Episode 74–Quarter to Three

Click here for a transcript of this week’s show.

Sometimes when I’m looking for a show to cover, I look at any potential patterns I may have been following, just to break out of them. Have I been doing too many hard rock songs? Too many from a given decade? Too many of a specific genre? That sort of thing. I like to use some songs as an entryway to discovering other songs. So, for instance, I know that “Classic Rock” songs tend to pull in the downloads, but I’ve gotten comments from people who tune in to hear about “Another Brick in the Wall” but stay to learn about “Killing Me Softly With His Song.”

So in searching for patterns, I also look for songs I don’t like to see if I can defend them, or make them somehow interesting to me (looking at you, Episode 30), or just get into “What haven’t I done so far?”

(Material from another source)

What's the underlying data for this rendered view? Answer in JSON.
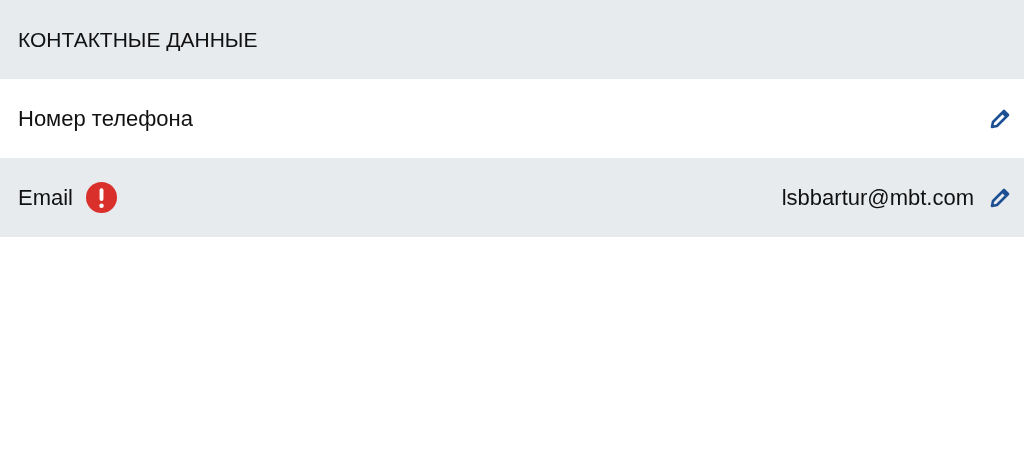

And that’s pretty much why I went looking for a song that begins with the letter Q.

But as usual, it turned into one of those things where your basic party song turns out to have a richer history behind it than one would ordinarily suspect. (A lot of times I think I’d like to cover a song and the research turns out to be a bust.) So check out the story behind Gary US Bonds’ song and how its popularity with another hitmaker led to his working on Bonds’ comeback hit:

Incidentally, I’ve started doing the artwork for each episode early in the process, since it makes for a great procrastination project. How am I doing so far?

2 thoughts on “Episode 74–Quarter to Three”

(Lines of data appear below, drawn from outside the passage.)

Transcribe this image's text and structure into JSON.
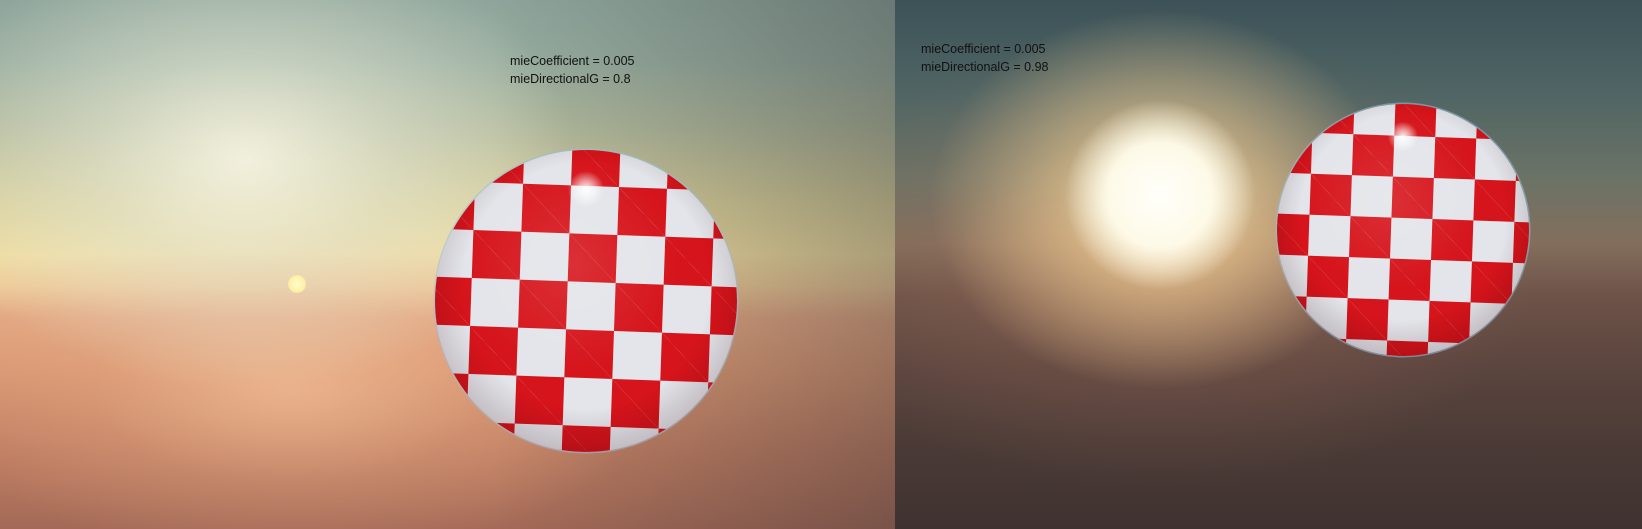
{
  "panels": [
    {
      "caption": {
        "line1": "mieCoefficient = 0.005",
        "line2": "mieDirectionalG = 0.8"
      }
    },
    {
      "caption": {
        "line1": "mieCoefficient = 0.005",
        "line2": "mieDirectionalG = 0.98"
      }
    }
  ],
  "colors": {
    "ball_red": "#d6141b",
    "ball_white": "#e3e5ea",
    "caption_text": "#111111"
  }
}
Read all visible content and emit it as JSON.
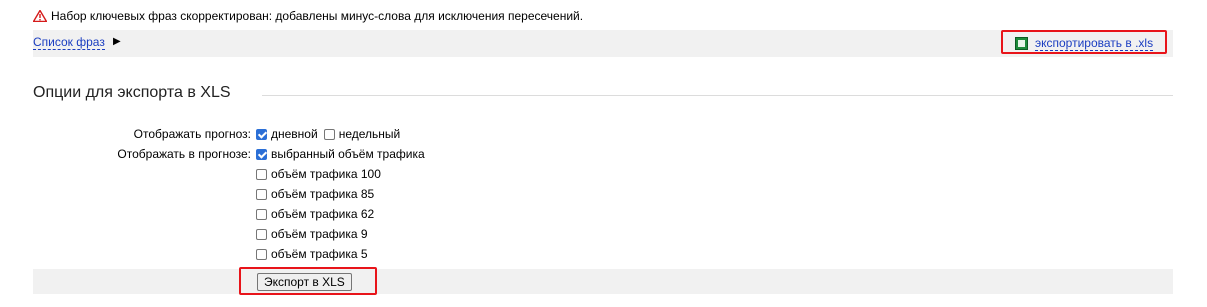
{
  "warning": {
    "icon": "warning-triangle-icon",
    "text": "Набор ключевых фраз скорректирован: добавлены минус-слова для исключения пересечений."
  },
  "phrase_bar": {
    "phrase_list_link": "Список фраз",
    "arrow": "▶",
    "export_link": "экспортировать в .xls",
    "export_icon": "excel-file-icon",
    "highlight_color": "#e8141a"
  },
  "section": {
    "title": "Опции для экспорта в XLS"
  },
  "forecast": {
    "label": "Отображать прогноз:",
    "options": [
      {
        "label": "дневной",
        "checked": true
      },
      {
        "label": "недельный",
        "checked": false
      }
    ]
  },
  "forecast_display": {
    "label": "Отображать в прогнозе:",
    "options": [
      {
        "label": "выбранный объём трафика",
        "checked": true
      },
      {
        "label": "объём трафика 100",
        "checked": false
      },
      {
        "label": "объём трафика 85",
        "checked": false
      },
      {
        "label": "объём трафика 62",
        "checked": false
      },
      {
        "label": "объём трафика 9",
        "checked": false
      },
      {
        "label": "объём трафика 5",
        "checked": false
      }
    ]
  },
  "export_button": {
    "label": "Экспорт в XLS"
  },
  "colors": {
    "link": "#1a3dc1",
    "checkbox_checked": "#2b6fd6",
    "bar_bg": "#f1f1f1"
  }
}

    1. Yeah, he could have had a George Harrison thing going on, there.

      Back in those days, there was a certain naïveté about that sort of thing. It was only a year later that Chuck Berry sued the Beach Boys for nicking “Sweet Little Sixteen” when they made “Surfin’ USA”. Brian Wilson viewed it as a kind of homage, and just something that one did. To hear Wilson tell it, certain chord progressions and blues licks were just kind of out there, being used by everybody. But ultimately he (more accurately, his father and the band’s manager) settled the issue by giving Berry’s company the publishing rights, and Berry got a writing credit after 1966.